“Cuenta la leyenda que, al concebir su famoso fresco La Última Cena, Leonardo da Vinci se topó con una gran dificultad: necesitaba pintar el Bien –en la imagen de Jesús– y el Mal –en la figura de Judas”.
En 1476, dos hombres conversan en el interior de una iglesia medieval. Se detienen durante algunos minutos frente a un cuadro en el que se ve a dos ángeles, de manos dadas, descendiendo hacia una ciudad.
–Estamos viviendo el terror de la peste bubónica –comenta uno de ellos–. Hay personas muriendo; no quiero ver imágenes de ángeles.
–Esta pintura es sobre la peste –dice el otro–. Es una representación de la Leyenda Áurea. El ángel vestido de rojo es Lucifer, el Maligno. Fíjate en la pequeña bolsa que lleva atada al cinturón: allí dentro está la epidemia que ha devastado nuestras vidas y las vidas de nuestras familias.
El hombre observa la pintura con cuidado. Realmente, Lucifer lleva una pequeña bolsa; sin embargo, el ángel que lo conduce tiene una apariencia serena, pacífica, iluminada.
–Si Lucifer trae la peste, ¿quién es este otro que lo lleva de la mano?
–Este es el ángel del Señor, el mensajero del Bien. Sin su permiso, el Mal jamás podría manifestarse.
–¿Qué es lo que está haciendo, entonces?
–Mostrando el lugar donde los hombres deben ser purificados por una tragedia.
Da Vinci busca a sus modelos
Cuenta la leyenda que, al concebir su famoso fresco La Última Cena, Leonardo da Vinci se topó con una gran dificultad: necesitaba pintar el Bien –en la imagen de Jesús– y el Mal –en la figura de Judas–. Cierto día, mientras escuchaba a un coro, encontró en uno de los muchachos la imagen ideal de Cristo. Lo invitó a su taller, y reprodujo sus trazos en estudios y esbozos. Antes de que el muchacho saliera, le enseñó el proyecto del fresco. Lo elogió por representar el rostro de Cristo.
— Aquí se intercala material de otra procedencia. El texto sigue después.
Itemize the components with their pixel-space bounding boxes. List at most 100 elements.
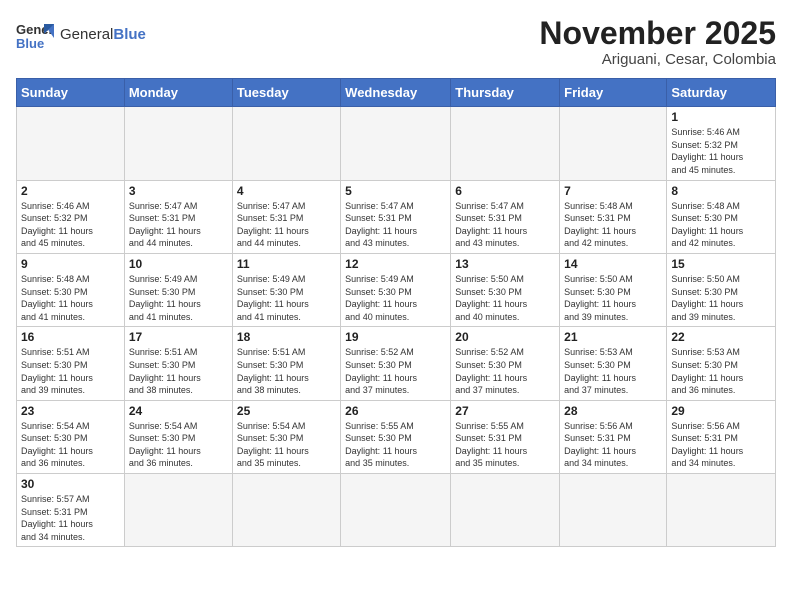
logo-text: GeneralBlue [60,27,146,44]
calendar-cell [560,107,667,180]
day-info: Sunrise: 5:53 AM Sunset: 5:30 PM Dayligh… [671,346,771,396]
weekday-header-tuesday: Tuesday [232,79,340,107]
calendar-cell: 4 Sunrise: 5:47 AM Sunset: 5:31 PM Daylig… [232,180,340,253]
day-number: 24 [129,404,228,418]
calendar-cell: 23Sunrise: 5:54 AM Sunset: 5:30 PM Dayli… [17,400,125,473]
day-number: 26 [345,404,446,418]
day-info: Sunrise: 5:47 AM Sunset: 5:31 PM Dayligh… [129,200,228,250]
calendar-cell: 5 Sunrise: 5:47 AM Sunset: 5:31 PM Daylig… [341,180,451,253]
calendar-week-1: 1 Sunrise: 5:46 AM Sunset: 5:32 PM Daylig… [17,107,776,180]
calendar-cell [341,474,451,547]
calendar-week-5: 23Sunrise: 5:54 AM Sunset: 5:30 PM Dayli… [17,400,776,473]
day-number: 4 [237,184,336,198]
calendar-cell: 3 Sunrise: 5:47 AM Sunset: 5:31 PM Daylig… [124,180,232,253]
day-info: Sunrise: 5:54 AM Sunset: 5:30 PM Dayligh… [237,420,336,470]
weekday-header-thursday: Thursday [451,79,560,107]
day-info: Sunrise: 5:50 AM Sunset: 5:30 PM Dayligh… [671,273,771,323]
calendar-cell: 10Sunrise: 5:49 AM Sunset: 5:30 PM Dayli… [124,253,232,326]
calendar-cell: 17 Sunrise: 5:51 AM Sunset: 5:30 PM Dayli… [124,327,232,400]
calendar-week-4: 16 Sunrise: 5:51 AM Sunset: 5:30 PM Dayli… [17,327,776,400]
day-number: 2 [21,184,120,198]
day-info: Sunrise: 5:49 AM Sunset: 5:30 PM Dayligh… [129,273,228,323]
calendar-cell: 24 Sunrise: 5:54 AM Sunset: 5:30 PM Dayli… [124,400,232,473]
day-number: 30 [21,477,120,491]
calendar-cell [232,474,340,547]
day-info: Sunrise: 5:53 AM Sunset: 5:30 PM Dayligh… [564,346,662,396]
calendar-cell: 2 Sunrise: 5:46 AM Sunset: 5:32 PM Daylig… [17,180,125,253]
calendar: SundayMondayTuesdayWednesdayThursdayFrid… [16,78,776,547]
calendar-week-6: 30 Sunrise: 5:57 AM Sunset: 5:31 PM Dayli… [17,474,776,547]
day-info: Sunrise: 5:57 AM Sunset: 5:31 PM Dayligh… [21,493,120,543]
calendar-cell: 12Sunrise: 5:49 AM Sunset: 5:30 PM Dayli… [341,253,451,326]
calendar-cell [451,107,560,180]
day-info: Sunrise: 5:51 AM Sunset: 5:30 PM Dayligh… [237,346,336,396]
day-number: 6 [455,184,555,198]
calendar-cell: 19 Sunrise: 5:52 AM Sunset: 5:30 PM Dayli… [341,327,451,400]
day-info: Sunrise: 5:54 AM Sunset: 5:30 PM Dayligh… [129,420,228,470]
calendar-cell: 27Sunrise: 5:55 AM Sunset: 5:31 PM Dayli… [451,400,560,473]
day-number: 7 [564,184,662,198]
day-info: Sunrise: 5:48 AM Sunset: 5:30 PM Dayligh… [671,200,771,250]
day-info: Sunrise: 5:48 AM Sunset: 5:30 PM Dayligh… [21,273,120,323]
day-info: Sunrise: 5:56 AM Sunset: 5:31 PM Dayligh… [564,420,662,470]
calendar-cell: 28Sunrise: 5:56 AM Sunset: 5:31 PM Dayli… [560,400,667,473]
calendar-cell [667,474,776,547]
page: General Blue GeneralBlue November 2025 A… [0,0,792,563]
weekday-header-row: SundayMondayTuesdayWednesdayThursdayFrid… [17,79,776,107]
calendar-cell [341,107,451,180]
logo: General Blue GeneralBlue [16,16,146,54]
calendar-cell: 29Sunrise: 5:56 AM Sunset: 5:31 PM Dayli… [667,400,776,473]
day-info: Sunrise: 5:49 AM Sunset: 5:30 PM Dayligh… [345,273,446,323]
day-info: Sunrise: 5:51 AM Sunset: 5:30 PM Dayligh… [21,346,120,396]
day-info: Sunrise: 5:46 AM Sunset: 5:32 PM Dayligh… [21,200,120,250]
calendar-cell: 21Sunrise: 5:53 AM Sunset: 5:30 PM Dayli… [560,327,667,400]
day-info: Sunrise: 5:54 AM Sunset: 5:30 PM Dayligh… [21,420,120,470]
day-number: 22 [671,330,771,344]
day-number: 17 [129,330,228,344]
logo-icon: General Blue [16,16,54,54]
calendar-cell: 8 Sunrise: 5:48 AM Sunset: 5:30 PM Daylig… [667,180,776,253]
day-info: Sunrise: 5:47 AM Sunset: 5:31 PM Dayligh… [237,200,336,250]
header: General Blue GeneralBlue November 2025 A… [16,16,776,68]
calendar-cell [124,107,232,180]
calendar-week-2: 2 Sunrise: 5:46 AM Sunset: 5:32 PM Daylig… [17,180,776,253]
calendar-cell: 9 Sunrise: 5:48 AM Sunset: 5:30 PM Daylig… [17,253,125,326]
calendar-cell [124,474,232,547]
weekday-header-sunday: Sunday [17,79,125,107]
calendar-cell: 18Sunrise: 5:51 AM Sunset: 5:30 PM Dayli… [232,327,340,400]
day-number: 19 [345,330,446,344]
day-info: Sunrise: 5:48 AM Sunset: 5:31 PM Dayligh… [564,200,662,250]
day-number: 16 [21,330,120,344]
day-number: 15 [671,257,771,271]
day-info: Sunrise: 5:47 AM Sunset: 5:31 PM Dayligh… [345,200,446,250]
day-number: 8 [671,184,771,198]
day-number: 13 [455,257,555,271]
calendar-cell [17,107,125,180]
day-info: Sunrise: 5:49 AM Sunset: 5:30 PM Dayligh… [237,273,336,323]
day-number: 3 [129,184,228,198]
calendar-cell: 1 Sunrise: 5:46 AM Sunset: 5:32 PM Daylig… [667,107,776,180]
day-number: 14 [564,257,662,271]
weekday-header-saturday: Saturday [667,79,776,107]
day-info: Sunrise: 5:46 AM Sunset: 5:32 PM Dayligh… [671,126,771,176]
title-block: November 2025 Ariguani, Cesar, Colombia [539,16,776,68]
day-number: 5 [345,184,446,198]
calendar-cell [232,107,340,180]
day-info: Sunrise: 5:52 AM Sunset: 5:30 PM Dayligh… [345,346,446,396]
calendar-cell: 11 Sunrise: 5:49 AM Sunset: 5:30 PM Dayli… [232,253,340,326]
weekday-header-friday: Friday [560,79,667,107]
day-number: 1 [671,110,771,124]
day-info: Sunrise: 5:51 AM Sunset: 5:30 PM Dayligh… [129,346,228,396]
calendar-cell [560,474,667,547]
subtitle: Ariguani, Cesar, Colombia [539,51,776,68]
svg-text:Blue: Blue [16,36,44,51]
calendar-cell: 20Sunrise: 5:52 AM Sunset: 5:30 PM Dayli… [451,327,560,400]
calendar-cell: 22 Sunrise: 5:53 AM Sunset: 5:30 PM Dayli… [667,327,776,400]
weekday-header-wednesday: Wednesday [341,79,451,107]
day-info: Sunrise: 5:50 AM Sunset: 5:30 PM Dayligh… [455,273,555,323]
day-info: Sunrise: 5:50 AM Sunset: 5:30 PM Dayligh… [564,273,662,323]
day-number: 11 [237,257,336,271]
day-info: Sunrise: 5:47 AM Sunset: 5:31 PM Dayligh… [455,200,555,250]
weekday-header-monday: Monday [124,79,232,107]
day-number: 9 [21,257,120,271]
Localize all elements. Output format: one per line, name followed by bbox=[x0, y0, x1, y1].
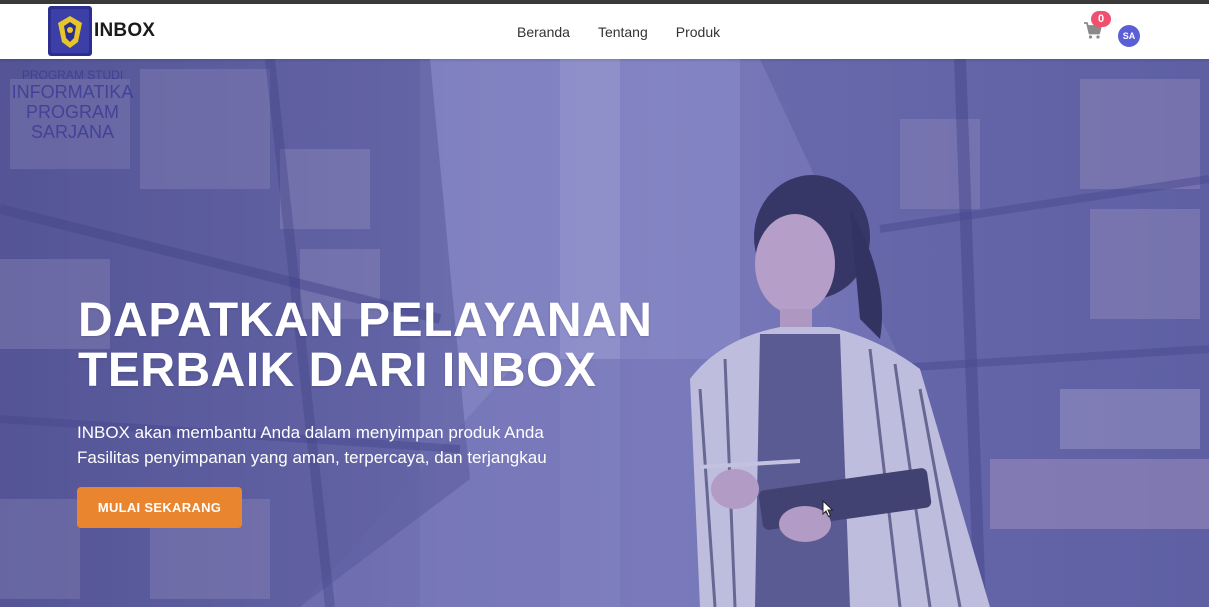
program-watermark: PROGRAM STUDI INFORMATIKA PROGRAM SARJAN… bbox=[0, 68, 145, 142]
headline-line-2: TERBAIK DARI INBOX bbox=[78, 344, 597, 397]
hero-headline: DAPATKAN PELAYANAN TERBAIK DARI INBOX bbox=[78, 296, 778, 396]
user-avatar[interactable]: SA bbox=[1118, 25, 1140, 47]
start-now-button[interactable]: MULAI SEKARANG bbox=[77, 487, 242, 528]
hero-subtext: INBOX akan membantu Anda dalam menyimpan… bbox=[77, 420, 637, 470]
nav-link-produk[interactable]: Produk bbox=[676, 24, 720, 40]
brand-name: INBOX bbox=[94, 20, 156, 41]
navbar: INBOX Beranda Tentang Produk 0 SA bbox=[0, 4, 1209, 59]
mouse-cursor-icon bbox=[822, 499, 834, 523]
browser-viewport: INBOX Beranda Tentang Produk 0 SA PROGRA… bbox=[0, 0, 1209, 607]
subtext-line-1: INBOX akan membantu Anda dalam menyimpan… bbox=[77, 423, 544, 442]
watermark-line-2: INFORMATIKA bbox=[11, 82, 134, 102]
nav-link-tentang[interactable]: Tentang bbox=[598, 24, 648, 40]
main-nav: Beranda Tentang Produk bbox=[517, 4, 748, 59]
university-logo-icon bbox=[48, 6, 92, 56]
subtext-line-2: Fasilitas penyimpanan yang aman, terperc… bbox=[77, 448, 547, 467]
headline-line-1: DAPATKAN PELAYANAN bbox=[78, 294, 653, 347]
nav-link-beranda[interactable]: Beranda bbox=[517, 24, 570, 40]
watermark-line-3: PROGRAM SARJANA bbox=[25, 102, 119, 142]
watermark-line-1: PROGRAM STUDI bbox=[21, 68, 124, 82]
cart-count-badge: 0 bbox=[1091, 11, 1111, 27]
brand[interactable]: INBOX bbox=[48, 6, 155, 56]
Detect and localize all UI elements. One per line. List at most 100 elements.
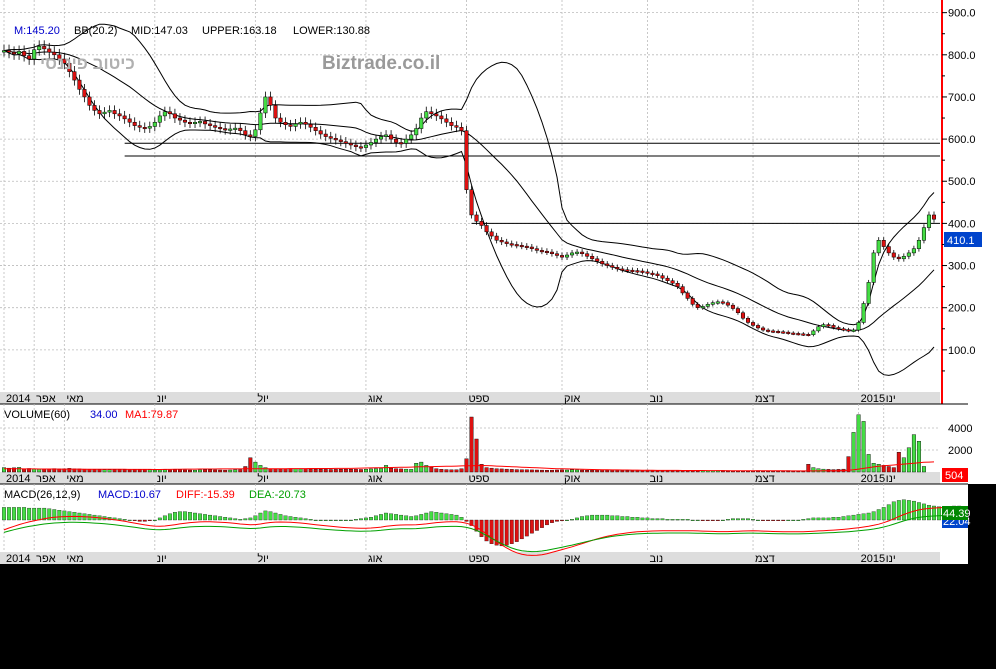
- macd-histogram-bar: [766, 519, 771, 521]
- macd-badge-top-label: 44.39: [943, 508, 971, 520]
- macd-histogram-bar: [273, 512, 278, 521]
- volume-bar: [253, 461, 258, 473]
- candle-down: [47, 48, 52, 53]
- candle-up: [821, 324, 826, 327]
- volume-bar: [132, 469, 137, 473]
- x-axis-label: אוק: [564, 393, 580, 405]
- candle-down: [600, 261, 605, 265]
- candle-up: [162, 111, 167, 117]
- volume-bar: [92, 469, 97, 473]
- candle-up: [107, 110, 112, 113]
- macd-histogram-bar: [670, 519, 675, 521]
- volume-bar: [896, 452, 901, 473]
- volume-bar: [625, 470, 630, 473]
- macd-histogram-bar: [167, 513, 172, 521]
- volume-bar: [921, 466, 926, 473]
- macd-histogram-bar: [781, 519, 786, 521]
- macd-histogram-bar: [710, 519, 715, 521]
- volume-bar: [630, 470, 635, 473]
- macd-histogram-bar: [419, 514, 424, 521]
- candle-down: [87, 96, 92, 106]
- candle-up: [715, 301, 720, 304]
- volume-bar: [42, 468, 47, 473]
- x-axis-label: יול: [257, 552, 269, 565]
- volume-bar: [580, 469, 585, 473]
- volume-bar: [871, 463, 876, 473]
- candle-down: [27, 55, 32, 60]
- macd-histogram-bar: [429, 511, 434, 521]
- candle-down: [695, 304, 700, 308]
- candle-down: [328, 136, 333, 139]
- macd-histogram-bar: [620, 516, 625, 521]
- macd-histogram-bar: [690, 519, 695, 521]
- candle-up: [575, 251, 580, 254]
- candle-down: [223, 128, 228, 131]
- macd-histogram-bar: [7, 507, 11, 521]
- macd-histogram-bar: [283, 515, 288, 521]
- current-price-label: 410.1: [947, 235, 975, 247]
- candle-down: [187, 121, 193, 124]
- x-axis-label: ספט: [468, 393, 489, 405]
- candle-up: [871, 252, 876, 283]
- candle-down: [625, 269, 630, 272]
- candle-down: [645, 271, 650, 274]
- macd-histogram-bar: [203, 514, 207, 521]
- candle-down: [288, 124, 293, 127]
- volume-bar: [876, 464, 881, 473]
- macd-histogram-bar: [635, 517, 640, 521]
- x-axis-label: אפר: [36, 473, 56, 485]
- macd-histogram-bar: [625, 516, 630, 521]
- macd-histogram-bar: [851, 514, 856, 521]
- macd-histogram-bar: [147, 519, 152, 521]
- candle-up: [258, 112, 263, 131]
- macd-histogram-bar: [17, 507, 21, 521]
- macd-histogram-bar: [439, 512, 444, 521]
- legend-bb: BB(20.2): [74, 25, 117, 37]
- candle-down: [761, 327, 766, 331]
- candle-down: [167, 111, 172, 115]
- volume-bar: [298, 468, 303, 473]
- hebrew-watermark: כיטוב פיננסי: [40, 54, 135, 73]
- volume-bar: [127, 469, 132, 473]
- candle-down: [218, 127, 223, 130]
- volume-bar: [449, 469, 454, 473]
- candle-down: [213, 125, 218, 128]
- volume-bar: [555, 469, 559, 473]
- candle-up: [37, 46, 42, 50]
- macd-histogram-bar: [761, 519, 765, 521]
- candle-up: [570, 252, 575, 256]
- volume-bar: [484, 467, 489, 473]
- x-axis-label: 2014: [6, 473, 30, 485]
- x-axis-label: יונ: [157, 473, 167, 485]
- macd-histogram-bar: [580, 516, 585, 521]
- candle-up: [916, 240, 921, 249]
- candle-down: [454, 125, 459, 128]
- x-axis-label: יונ: [157, 393, 167, 405]
- volume-bar: [444, 469, 449, 473]
- candle-up: [710, 302, 715, 305]
- candle-up: [700, 306, 705, 309]
- macd-histogram-bar: [318, 519, 323, 521]
- macd-histogram-bar: [700, 519, 705, 521]
- x-axis-label: יונ: [157, 553, 167, 565]
- macd-histogram-bar: [751, 519, 755, 521]
- macd-histogram-bar: [298, 517, 303, 521]
- candle-down: [740, 312, 745, 319]
- volume-bar: [338, 469, 343, 473]
- candle-down: [504, 241, 509, 244]
- price-tick-label: 300.0: [948, 261, 976, 273]
- candle-down: [519, 245, 524, 248]
- macd-histogram-bar: [122, 519, 127, 521]
- volume-bar: [605, 469, 610, 473]
- macd-histogram-bar: [389, 513, 393, 521]
- volume-bar: [379, 468, 383, 473]
- macd-histogram-bar: [539, 519, 544, 528]
- volume-bar: [575, 469, 580, 473]
- volume-tick-label: 4000: [948, 423, 972, 435]
- candle-down: [394, 138, 399, 143]
- macd-histogram-bar: [374, 515, 378, 521]
- candle-down: [122, 115, 127, 120]
- candle-down: [77, 79, 82, 90]
- volume-bar: [529, 469, 534, 473]
- macd-histogram-bar: [459, 517, 464, 521]
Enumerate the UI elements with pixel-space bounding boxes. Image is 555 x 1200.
Pasaron tres años. La Santa Cena, que embellecía una de las iglesias más conocidas de la ciudad, estaba casi concluida, pero Leonardo da Vinci aún no había encontrado el modelo ideal para Judas.
El cardenal, responsable de aquella iglesia, empezó a presionar a Leonardo, exigiéndole que terminase cuanto antes su trabajo.
Después de muchos días buscando, el pintor encontró a un joven prematuramente envejecido, con la ropa hecha jirones, borracho, tirado en la cuneta. Con dificultad, les pidió a sus ayudantes que lo llevaran a la iglesia, pues ya no le quedaba tiempo para hacer esbozos.
Cargaron hasta allí al mendigo, que no conseguía entender bien lo que estaba ocurriendo: los ayudantes lo mantenían de pie, mientras Leonardo copiaba las líneas de la mezquindad, del pecado, del egoísmo, tan bien delineadas en aquel rostro.
Cuando terminó el trabajo, el mendigo –ya un poco recuperado de su resaca– abrió los ojos y se fijó en el fresco que tenía frente a él. Y dijo, con una mezcla de espanto y tristeza:
–¡Yo ya había visto ese cuadro antes!
–¿Cuándo? –preguntó sorprendido Leonardo.
–Hace tres años, antes de que perdiera todo lo que tenía. En una época en la que cantaba en un coro. Y el artista me invitó para que posara como modelo del rostro de Jesús.